I thought I had the answer to my question when, on w3.org, I read:
The element containing the character encoding declaration must be serialized completely within the first 512 bytes of the document.
Then after being linked to whatwg.org by the html5boilerplate docs [http://cl.ly/K7Vt] and reading this, I wasn’t sure which was correct:
The element containing the character encoding declaration must be serialized completely within the first 1024 bytes of the document.
Which is correct?
The first document quoted is a non-normative W3C document aimed at describing HTML5 as a markup language in an understandable way. The second one is a WHATWG document that purports to be a “living standard” (an oxymoron) but is mostly in accordance with the W3C HTML5 document, which is a working draft, which means that it is nowhere near official (not necessarily endorsed even by all working group members), but meant to lead to the creation of a “standard” (W3C Recommendation) . In this case, the latter says the same as the WHATWG document.
It seems to me that in W3C drafts, the number was raised from 512 to 1024 in the 05 April 2011 draft.

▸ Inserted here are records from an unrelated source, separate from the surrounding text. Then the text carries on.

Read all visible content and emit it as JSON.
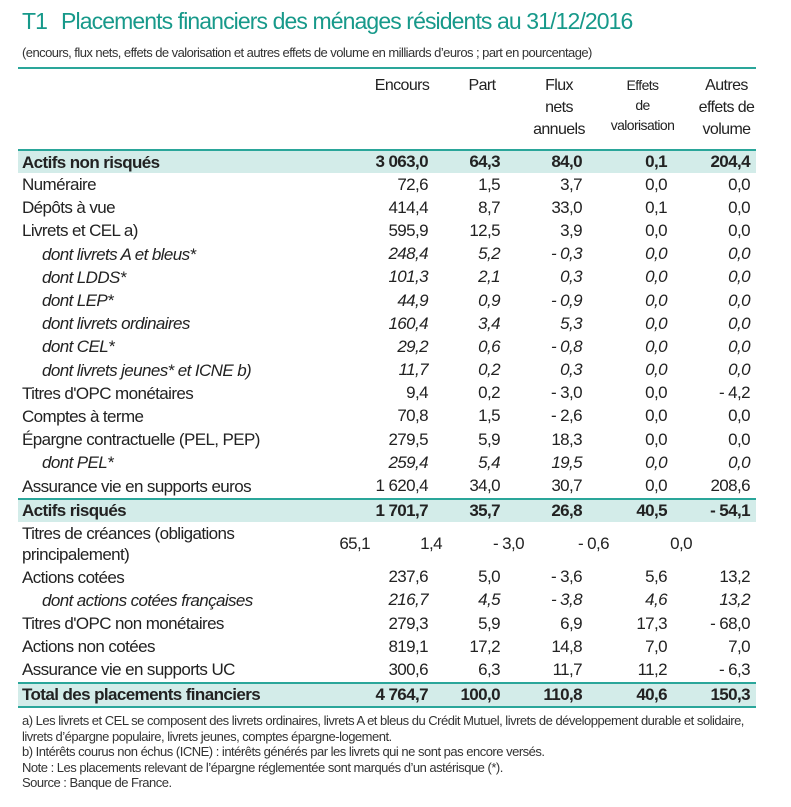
{
  "title": {
    "number": "T1",
    "text": "Placements financiers des ménages résidents au 31/12/2016"
  },
  "subtitle": "(encours, flux nets, effets de valorisation et autres effets de volume en milliards d’euros ; part en pourcentage)",
  "columns": [
    {
      "lines": [
        "Encours"
      ]
    },
    {
      "lines": [
        "Part"
      ]
    },
    {
      "lines": [
        "Flux",
        "nets",
        "annuels"
      ]
    },
    {
      "lines": [
        "Effets",
        "de",
        "valorisation"
      ]
    },
    {
      "lines": [
        "Autres",
        "effets de",
        "volume"
      ]
    }
  ],
  "rows": [
    {
      "type": "band",
      "label": "Actifs non risqués",
      "values": [
        "3 063,0",
        "64,3",
        "84,0",
        "0,1",
        "204,4"
      ]
    },
    {
      "type": "normal",
      "label": "Numéraire",
      "values": [
        "72,6",
        "1,5",
        "3,7",
        "0,0",
        "0,0"
      ]
    },
    {
      "type": "normal",
      "label": "Dépôts à vue",
      "values": [
        "414,4",
        "8,7",
        "33,0",
        "0,1",
        "0,0"
      ]
    },
    {
      "type": "normal",
      "label": "Livrets et CEL a)",
      "values": [
        "595,9",
        "12,5",
        "3,9",
        "0,0",
        "0,0"
      ]
    },
    {
      "type": "italic",
      "label": "dont livrets A et bleus*",
      "values": [
        "248,4",
        "5,2",
        "- 0,3",
        "0,0",
        "0,0"
      ]
    },
    {
      "type": "italic",
      "label": "dont LDDS*",
      "values": [
        "101,3",
        "2,1",
        "0,3",
        "0,0",
        "0,0"
      ]
    },
    {
      "type": "italic",
      "label": "dont LEP*",
      "values": [
        "44,9",
        "0,9",
        "- 0,9",
        "0,0",
        "0,0"
      ]
    },
    {
      "type": "italic",
      "label": "dont livrets ordinaires",
      "values": [
        "160,4",
        "3,4",
        "5,3",
        "0,0",
        "0,0"
      ]
    },
    {
      "type": "italic",
      "label": "dont CEL*",
      "values": [
        "29,2",
        "0,6",
        "- 0,8",
        "0,0",
        "0,0"
      ]
    },
    {
      "type": "italic",
      "label": "dont livrets jeunes* et ICNE b)",
      "values": [
        "11,7",
        "0,2",
        "0,3",
        "0,0",
        "0,0"
      ]
    },
    {
      "type": "normal",
      "label": "Titres d'OPC monétaires",
      "values": [
        "9,4",
        "0,2",
        "- 3,0",
        "0,0",
        "- 4,2"
      ]
    },
    {
      "type": "normal",
      "label": "Comptes à terme",
      "values": [
        "70,8",
        "1,5",
        "- 2,6",
        "0,0",
        "0,0"
      ]
    },
    {
      "type": "normal",
      "label": "Épargne contractuelle (PEL, PEP)",
      "values": [
        "279,5",
        "5,9",
        "18,3",
        "0,0",
        "0,0"
      ]
    },
    {
      "type": "italic",
      "label": "dont PEL*",
      "values": [
        "259,4",
        "5,4",
        "19,5",
        "0,0",
        "0,0"
      ]
    },
    {
      "type": "normal",
      "label": "Assurance vie en supports euros",
      "values": [
        "1 620,4",
        "34,0",
        "30,7",
        "0,0",
        "208,6"
      ]
    },
    {
      "type": "band",
      "label": "Actifs risqués",
      "values": [
        "1 701,7",
        "35,7",
        "26,8",
        "40,5",
        "- 54,1"
      ]
    },
    {
      "type": "two",
      "label": "Titres de créances (obligations principalement)",
      "values": [
        "65,1",
        "1,4",
        "- 3,0",
        "- 0,6",
        "0,0"
      ]
    },
    {
      "type": "normal",
      "label": "Actions cotées",
      "values": [
        "237,6",
        "5,0",
        "- 3,6",
        "5,6",
        "13,2"
      ]
    },
    {
      "type": "italic",
      "label": "dont actions cotées françaises",
      "values": [
        "216,7",
        "4,5",
        "- 3,8",
        "4,6",
        "13,2"
      ]
    },
    {
      "type": "normal",
      "label": "Titres d'OPC non monétaires",
      "values": [
        "279,3",
        "5,9",
        "6,9",
        "17,3",
        "- 68,0"
      ]
    },
    {
      "type": "normal",
      "label": "Actions non cotées",
      "values": [
        "819,1",
        "17,2",
        "14,8",
        "7,0",
        "7,0"
      ]
    },
    {
      "type": "normal",
      "label": "Assurance vie en supports UC",
      "values": [
        "300,6",
        "6,3",
        "11,7",
        "11,2",
        "- 6,3"
      ]
    },
    {
      "type": "band",
      "label": "Total des placements financiers",
      "values": [
        "4 764,7",
        "100,0",
        "110,8",
        "40,6",
        "150,3"
      ]
    }
  ],
  "notes": [
    "a) Les livrets et CEL se composent des livrets ordinaires, livrets A et bleus du Crédit Mutuel, livrets de développement durable et solidaire, livrets d’épargne populaire, livrets jeunes, comptes épargne-logement.",
    "b) Intérêts courus non échus (ICNE) : intérêts générés par les livrets qui ne sont pas encore versés.",
    "Note : Les placements relevant de l’épargne réglementée sont marqués d’un astérisque (*).",
    "Source : Banque de France."
  ]
}
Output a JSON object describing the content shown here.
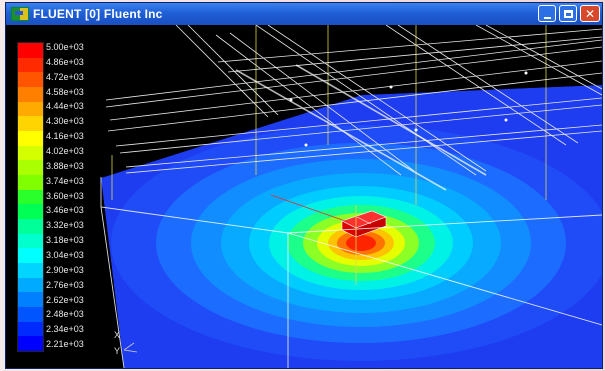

The non-normative document presumably just hasn’t been updated in this respect.
So, there is no standard, even in the loose W3C sense, so there is no definitive criterion for correctness. But apparently 1024 is supposed to be the lower bound. It should be understood as advice to authors; browsers may in fact apply a more liberal strategy.
In practical terms, the
metatag specifying the encoding should appear before any other elements of theheadpart. Even if you use verbose markup with<html>and<head>tags, you will be nowhere near even the 512 characters limit. If you have loads of comments at the start of the HTML document, just remove them; there are better places for documentation.